The issue before the court was to determine “when the claim first accrued” – was it at the time of the underlying events that gave rise to the claim (2007), or upon the issuance of a penalty order by FERC (2013)? Applying First Circuit precedent in United States v. Meyer, 808 F.2d 912 (1st Cir. 1987), the court held that the latter date (2013) applied, and that FERC’s disgorgement order was accordingly not time-barred. Applying Meyer, the court determined that FERC provided the type of full-fledged, “adjudicatory administrative proceeding” that warranted tolling the statute from the date that that adjudication concluded, rather than a simple “decision to prosecute,” which would have tolled the statute as of the date of the alleged fraud.
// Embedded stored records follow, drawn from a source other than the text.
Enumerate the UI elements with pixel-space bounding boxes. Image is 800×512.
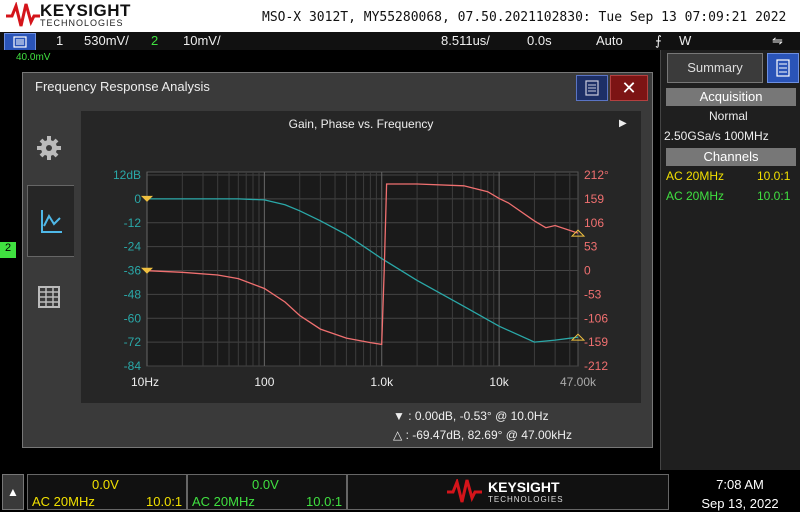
plot-title: Gain, Phase vs. Frequency: [288, 117, 434, 131]
ch2-number[interactable]: 2: [151, 33, 159, 48]
bottom-logo-box: KEYSIGHT TECHNOLOGIES: [347, 474, 669, 510]
y-left-tick-label: -60: [124, 311, 142, 325]
ch2-summary-coupling: AC 20MHz: [666, 189, 725, 203]
keysight-logo: [447, 479, 482, 503]
tab-settings[interactable]: [27, 113, 71, 183]
ch2-probe: 10.0:1: [306, 494, 343, 509]
rising-edge-icon[interactable]: ⨍: [655, 33, 662, 48]
plot-expand-arrow-icon[interactable]: ▶: [619, 118, 627, 129]
chart-icon: [41, 210, 62, 233]
menu-icon: [13, 36, 27, 48]
menu-icon: [585, 80, 599, 96]
cursor1-phase-marker: [141, 267, 153, 274]
fra-window: Frequency Response Analysis ✕ Gain, Phas…: [22, 72, 653, 448]
y-right-tick-label: 53: [584, 240, 598, 254]
brand-sub: TECHNOLOGIES: [40, 18, 124, 28]
trigger-source[interactable]: W: [679, 33, 692, 48]
main-menu-button[interactable]: [4, 33, 36, 51]
ch1-scale[interactable]: 530mV/: [84, 33, 129, 48]
sample-rate: 2.50GSa/s 100MHz: [664, 129, 769, 143]
close-button[interactable]: ✕: [610, 75, 648, 101]
ch1-offset: 0.0V: [92, 477, 119, 492]
y-right-tick-label: 212°: [584, 168, 609, 182]
bottom-brand: KEYSIGHT: [488, 479, 560, 495]
header-bar: KEYSIGHT TECHNOLOGIES MSO-X 3012T, MY552…: [0, 0, 800, 32]
x-tick-label: 100: [254, 375, 274, 389]
y-left-tick-label: -12: [124, 216, 142, 230]
y-right-tick-label: -106: [584, 311, 608, 325]
settings-icon: [37, 136, 61, 160]
plot-frame: [146, 171, 579, 367]
bottom-brand-sub: TECHNOLOGIES: [488, 495, 564, 504]
ch2-ground-marker[interactable]: 2: [0, 242, 16, 258]
fra-title: Frequency Response Analysis: [35, 79, 210, 94]
ch2-info-box[interactable]: 0.0V AC 20MHz 10.0:1: [187, 474, 347, 510]
summary-button[interactable]: Summary: [667, 53, 763, 83]
x-tick-label: 10k: [489, 375, 509, 389]
channels-header: Channels: [666, 148, 796, 166]
timebase[interactable]: 8.511us/: [441, 33, 490, 48]
panel-menu-button[interactable]: [767, 53, 799, 83]
gain-series-line: [147, 198, 579, 343]
acquisition-header: Acquisition: [666, 88, 796, 106]
x-tick-label: 47.00k: [560, 375, 597, 389]
trigger-mode[interactable]: Auto: [596, 33, 623, 48]
clock-date: Sep 13, 2022: [701, 496, 779, 511]
y-left-tick-label: -48: [124, 287, 142, 301]
ch1-number[interactable]: 1: [56, 33, 64, 48]
delay[interactable]: 0.0s: [527, 33, 552, 48]
cursor2-readout: △ : -69.47dB, 82.69° @ 47.00kHz: [393, 428, 572, 442]
tab-chart[interactable]: [27, 185, 74, 257]
menu-icon: [776, 59, 790, 77]
y-right-tick-label: 159: [584, 192, 604, 206]
acquisition-mode: Normal: [709, 109, 748, 123]
ch2-offset: 0.0V: [252, 477, 279, 492]
y-right-tick-label: 106: [584, 216, 604, 230]
cursor1-readout: ▼ : 0.00dB, -0.53° @ 10.0Hz: [393, 409, 549, 423]
plot-area[interactable]: Gain, Phase vs. Frequency ▶ 12dB 212° 0 159…: [81, 111, 641, 403]
y-left-tick-label: -84: [124, 359, 142, 373]
y-left-tick-label: -36: [124, 264, 142, 278]
ch1-info-box[interactable]: 0.0V AC 20MHz 10.0:1: [27, 474, 187, 510]
ch2-coupling: AC 20MHz: [192, 494, 255, 509]
usb-icon: ⇋: [772, 33, 783, 48]
ch1-coupling: AC 20MHz: [32, 494, 95, 509]
y-right-tick-label: -53: [584, 287, 602, 301]
ch2-summary-probe: 10.0:1: [757, 189, 791, 203]
y-left-tick-label: -72: [124, 335, 142, 349]
y-right-tick-label: -159: [584, 335, 608, 349]
tab-table[interactable]: [27, 263, 71, 333]
cursor2-gain-marker: [570, 333, 586, 341]
status-bar: 1 530mV/ 2 10mV/ 8.511us/ 0.0s Auto ⨍ W …: [0, 32, 800, 50]
cursor2-phase-marker: [570, 229, 586, 237]
brand-name: KEYSIGHT: [40, 1, 131, 20]
phase-series-line: [146, 183, 579, 346]
cursor1-gain-marker: [141, 195, 153, 202]
up-arrow-icon[interactable]: ▲: [2, 474, 24, 510]
y-left-tick-label: 12dB: [113, 168, 141, 182]
summary-panel: Summary Acquisition Normal 2.50GSa/s 100…: [660, 50, 800, 470]
y-right-tick-label: 0: [584, 264, 591, 278]
x-tick-label: 10Hz: [131, 375, 159, 389]
y-left-tick-label: 0: [134, 192, 141, 206]
ch1-probe: 10.0:1: [146, 494, 183, 509]
ch1-summary-probe: 10.0:1: [757, 169, 791, 183]
keysight-logo: [6, 2, 40, 27]
table-icon: [38, 286, 60, 308]
y-right-tick-label: -212: [584, 359, 608, 373]
ch2-scale[interactable]: 10mV/: [183, 33, 221, 48]
fra-menu-button[interactable]: [576, 75, 608, 101]
clock: 7:08 AM Sep 13, 2022: [680, 474, 800, 511]
y-left-tick-label: -24: [124, 240, 142, 254]
instrument-id: MSO-X 3012T, MY55280068, 07.50.202110283…: [262, 10, 787, 25]
clock-time: 7:08 AM: [716, 477, 764, 492]
x-tick-label: 1.0k: [370, 375, 394, 389]
ch2-top-scale: 40.0mV: [16, 52, 51, 63]
ch1-summary-coupling: AC 20MHz: [666, 169, 725, 183]
gain-phase-chart: 12dB 212° 0 159 -12 106 -24 53 -36 0 -48 -53 -60 -106…: [113, 168, 609, 389]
The court, using the Meyer analysis, noted that where a lengthy adjudicatory administrative process is necessary prior to assessing a penalty, the statute of limitations on enforcement of the penalty tolls only after the administrative proceedings have concluded. As the court put it, “the claim for the enforcement of a civil penalty cannot accrue until the civil penalty has assessed.” While conceding that FERC’s administrative proceeding did not include discovery or a live hearing before an administrative law judge, the court noted that FERC provided some procedural protections, even if “less formal and … fewer” than some adjudications under the Administrative Procedure Act and the adjudication in Meyer. Additionally, FERC “made extensive findings of facts and applied the law to those facts.” The court found that this was “significantly more” than what is afforded in a mere discretionary decision to prosecute, and as such FERC had conducted an adjudication. 

Silkman is at odds with a prior order by the District Court for the Eastern District of California in FERC v. Barclays Bank PLC, No. 2:13-CV-02093-TLN-DB, 2017 WL 4340258 at *11, (E.D. Cal. Sept. 29, 2017), which determined that FERC’s disgorgement order amounted to a “prosecutorial determination” rather than an adjudication, and that the disgorgement order was time-barred because it was issued six years after the alleged misconduct. Accordingly, it remains uncertain which precedent will be applied in future enforcement cases.

More fundamentally, Silkman highlights the stark choices faced by market participants who are accused of market manipulation, or other behavior subject to FERC’s $1,269,500 per violation per day civil penalty authority. The underlying dispute remains unresolved more than a decade after the alleged fraud. One party has since settled and one has gone bankrupt. Silkman, by seemingly allowing for lengthy Commission delays during the administrative process, increases the pressure on market players to settle cases, even ones that might lack merit.